Güngör Arslan bu olayın ardından da yerel gazetesine sahip çıktı ve eleştirel yayıncılığa devam etti. Son dönemdeki yazılarında bazen iktidarı, bazen muhalefeti eleştirdi. Mafya-devlet ilişkilerinden ihale yolsuzluklarına, Kocaeli yerel medyasının çevreci duyarlılığı terk etmesinden, bazı ilçelerdeki okulların “harap” durumuna dek birçok konuda eleştirel yorumlarını da yayımlamaktan sakınmıyordu.
“Saldırmalarının sebebi şu: Gazetecilik mesleğimi yapmaya çalışıyorum”

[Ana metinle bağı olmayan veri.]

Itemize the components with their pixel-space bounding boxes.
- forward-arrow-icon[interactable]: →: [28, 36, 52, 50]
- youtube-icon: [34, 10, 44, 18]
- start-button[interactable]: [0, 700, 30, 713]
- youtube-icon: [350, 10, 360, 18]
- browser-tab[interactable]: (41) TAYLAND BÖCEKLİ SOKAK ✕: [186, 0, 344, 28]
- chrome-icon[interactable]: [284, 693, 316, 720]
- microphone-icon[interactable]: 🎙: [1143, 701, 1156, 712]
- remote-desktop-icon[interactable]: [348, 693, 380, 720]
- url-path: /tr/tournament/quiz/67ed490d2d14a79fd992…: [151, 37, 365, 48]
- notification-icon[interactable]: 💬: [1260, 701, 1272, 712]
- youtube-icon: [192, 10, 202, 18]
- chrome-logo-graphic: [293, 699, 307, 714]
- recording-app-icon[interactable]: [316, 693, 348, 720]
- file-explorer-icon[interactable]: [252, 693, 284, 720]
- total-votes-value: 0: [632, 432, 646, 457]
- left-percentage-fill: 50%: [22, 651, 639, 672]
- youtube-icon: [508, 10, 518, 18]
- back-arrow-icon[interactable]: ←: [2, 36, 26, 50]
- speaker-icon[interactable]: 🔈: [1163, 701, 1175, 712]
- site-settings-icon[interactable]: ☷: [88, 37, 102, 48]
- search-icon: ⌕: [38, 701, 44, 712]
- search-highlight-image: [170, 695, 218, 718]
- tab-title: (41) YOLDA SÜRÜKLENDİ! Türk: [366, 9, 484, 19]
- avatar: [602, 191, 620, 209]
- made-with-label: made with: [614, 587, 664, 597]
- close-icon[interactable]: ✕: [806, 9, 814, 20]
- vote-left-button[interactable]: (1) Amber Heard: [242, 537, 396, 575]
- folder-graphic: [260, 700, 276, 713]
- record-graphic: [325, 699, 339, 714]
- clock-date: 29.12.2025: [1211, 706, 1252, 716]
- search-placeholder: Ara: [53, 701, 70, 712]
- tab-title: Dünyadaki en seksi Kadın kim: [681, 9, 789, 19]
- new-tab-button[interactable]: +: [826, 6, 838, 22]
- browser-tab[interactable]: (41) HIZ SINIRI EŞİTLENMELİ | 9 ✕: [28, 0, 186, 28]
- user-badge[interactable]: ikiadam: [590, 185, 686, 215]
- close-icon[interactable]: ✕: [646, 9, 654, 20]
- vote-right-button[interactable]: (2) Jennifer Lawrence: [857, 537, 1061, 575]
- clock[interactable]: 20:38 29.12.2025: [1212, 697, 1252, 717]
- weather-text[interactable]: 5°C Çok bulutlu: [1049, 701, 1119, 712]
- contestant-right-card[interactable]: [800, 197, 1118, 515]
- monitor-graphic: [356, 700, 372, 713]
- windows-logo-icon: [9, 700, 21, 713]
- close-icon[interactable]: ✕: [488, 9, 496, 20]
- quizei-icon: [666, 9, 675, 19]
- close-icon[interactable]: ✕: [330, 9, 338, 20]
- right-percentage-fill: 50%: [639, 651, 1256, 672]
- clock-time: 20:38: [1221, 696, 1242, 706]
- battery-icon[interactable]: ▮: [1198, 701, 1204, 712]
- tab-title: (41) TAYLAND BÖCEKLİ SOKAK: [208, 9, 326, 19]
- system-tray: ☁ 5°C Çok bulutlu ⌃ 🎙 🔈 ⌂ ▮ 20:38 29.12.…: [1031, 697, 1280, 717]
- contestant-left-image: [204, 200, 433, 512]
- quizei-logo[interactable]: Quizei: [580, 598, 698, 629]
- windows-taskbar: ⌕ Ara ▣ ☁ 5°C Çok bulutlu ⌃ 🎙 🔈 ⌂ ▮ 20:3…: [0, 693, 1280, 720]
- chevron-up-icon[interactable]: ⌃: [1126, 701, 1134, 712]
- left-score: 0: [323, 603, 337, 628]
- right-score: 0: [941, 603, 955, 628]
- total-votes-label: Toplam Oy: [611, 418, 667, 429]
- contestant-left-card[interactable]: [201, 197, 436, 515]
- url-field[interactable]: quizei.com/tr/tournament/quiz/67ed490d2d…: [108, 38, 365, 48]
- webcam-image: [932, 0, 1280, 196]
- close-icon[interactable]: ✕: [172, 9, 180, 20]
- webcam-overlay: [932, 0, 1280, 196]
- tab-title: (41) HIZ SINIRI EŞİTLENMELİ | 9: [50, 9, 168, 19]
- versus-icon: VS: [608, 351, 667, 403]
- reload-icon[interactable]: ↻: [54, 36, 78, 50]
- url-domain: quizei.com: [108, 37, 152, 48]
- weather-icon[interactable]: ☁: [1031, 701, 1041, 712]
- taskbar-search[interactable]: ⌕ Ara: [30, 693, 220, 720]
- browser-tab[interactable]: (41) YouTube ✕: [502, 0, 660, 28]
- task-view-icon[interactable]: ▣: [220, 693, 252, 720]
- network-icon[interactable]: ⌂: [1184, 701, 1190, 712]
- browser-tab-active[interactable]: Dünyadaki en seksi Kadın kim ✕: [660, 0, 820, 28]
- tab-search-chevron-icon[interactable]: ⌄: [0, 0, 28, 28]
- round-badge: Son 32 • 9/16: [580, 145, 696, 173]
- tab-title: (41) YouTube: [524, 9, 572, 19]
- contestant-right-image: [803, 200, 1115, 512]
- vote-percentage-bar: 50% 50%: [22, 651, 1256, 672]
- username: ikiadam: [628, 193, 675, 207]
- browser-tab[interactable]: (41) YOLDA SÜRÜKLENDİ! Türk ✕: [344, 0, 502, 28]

Daha önce de saldırıya uğrayan Güngör Arslan, 4 yıl önce yayımladığı bir videoda şöyle demişti:
- Hepinizin bildiği gibi ben gazeteciyim. Bu kentte yaklaşık 30 yıla yaklaşan sürede gazetecilik yapıyorum. Yaptığım başka bir iş yok. Bu ülkede gazetecilik mesleğini yaptığınız zaman başına gelecekler aşağı yukarı belli. Bu ülkede gazeteci olduğu için saldırıya uğrayan, cezaevine giren, silahla öldürülen ne ilk gazeteci benim ne de son gazeteci ben olacağım. Bu ülkede Abdi İpekçi’ler Uğur Mumcu’lar öldürüldü, onlarca gazeteci cezaevinde yattı, yatıyor. Onlarca, yüzlerce gazeteci de fiziki saldırıya maruz kaldı, ben de onlardan bir tanesiyim. Ben de böyle bir saldırıya dün akşam maruz kaldım. Bu benim başıma gelen ilk saldırı değil, daha önce pek çok yerde silahlı saldırı ve suikast girişimine maruz kaldım. Bundan sonra da mutlaka bunlar başıma gelecek. Sebebi de şu: Gazetecilik mesleğimi yapmaya çalışıyorum. Ben bugün de yazdım, yarın da yazmaya devam edeceğim.
Uluslararası Gazeteciler Federasyonu (IFJ) verilerine göre 2021’de dünyada 45 gazeteci öldürüldü. Bursalı radyo programcısı Hazım Özsu da geçen yıl katledilmişti.